New Canadian Drama 5 (Political Drama)
Description
ISBN 0-88887-096-5
DDC C812'.5408
Publisher
Year
Contributor
David E. Kemp is head of the Drama Department at Queen’s University.
Review
This book, under the editorship of Alan Filewod, whose Collective
Encounters: Documentary Theatre in English Canada is a seminal work in
the area, anthologizes four plays that represent some of the main formal
and thematic tendencies of political theatre in English-speaking Canada
in the 1980s. From its origins in the eighteenth century, anglophone
Canadian theatre has demonstrated a keen sense of its political
situation and has, indeed, engaged in political activism. The plays in
this excellent volume are representative of the contemporary dialectic
of political and popular theatre—which, though considered
“alternative” (as opposed to “mainstream”), is nevertheless a
vital, exciting, and innovative part of current Canadian drama.
“Learning to Live with Personal Growth” is written by Arthur
Milner, who has been resident playwright at Ottawa’s Great Canadian
Theatre Company since 1983. This satirical analysis of the
disintegration of moral values in avowedly socially committed
“yuppies” is an excellent example of a play written for a company
with a powerful left-wing political mandate.
Michael Riordon’s “A Jungle Out There” takes a no less left-wing
political stance. Through a maze of issues—post-AIDS gay affirmation;
women’s emancipation; Nicaragua, and fascism—in styles ranging from
parody to agitprop, Riordon not only shows us that the issues
confronting us have a common source, but also demonstrates how the voice
of individual conscience can transform personal experience into parable.
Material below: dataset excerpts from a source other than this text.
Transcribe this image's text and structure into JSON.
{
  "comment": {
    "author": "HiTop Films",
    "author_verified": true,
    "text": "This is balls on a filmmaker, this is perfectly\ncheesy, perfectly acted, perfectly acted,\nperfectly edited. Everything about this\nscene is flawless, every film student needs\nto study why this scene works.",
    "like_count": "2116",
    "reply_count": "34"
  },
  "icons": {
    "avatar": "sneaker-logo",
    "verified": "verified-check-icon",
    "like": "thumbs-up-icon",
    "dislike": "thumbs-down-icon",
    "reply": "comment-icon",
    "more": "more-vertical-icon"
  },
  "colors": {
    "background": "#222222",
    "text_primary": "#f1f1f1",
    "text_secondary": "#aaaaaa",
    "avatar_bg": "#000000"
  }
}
The final two plays in the collection—“No Xya” (Our Footprints),
by David Diamond, and “Straight Stitching,” by Sheila
Barrie—vividly demonstrate how the techniques of popular theatre are
used as effective instruments of social change. Although the process
here is more important than the final text, “Straight Stitching” has
had remarkable success with both “working-class” and
“mainstream” audiences, while “No Xya” is unique in that it
represents a collaboration between a mostly white theatre company and a
Native-Canadian Nation, exploring activism, Native spirituality, and
environmental consciousness.
This volume shows us the diversity of the Canadian political theatre
movement—a movement concerned about our national and economic future
and the marginalized communities within the Canadian social fabric.
These plays represent not only a truly popular art form but also a
theatre that is a vital instrument of cultural assertion and resistance.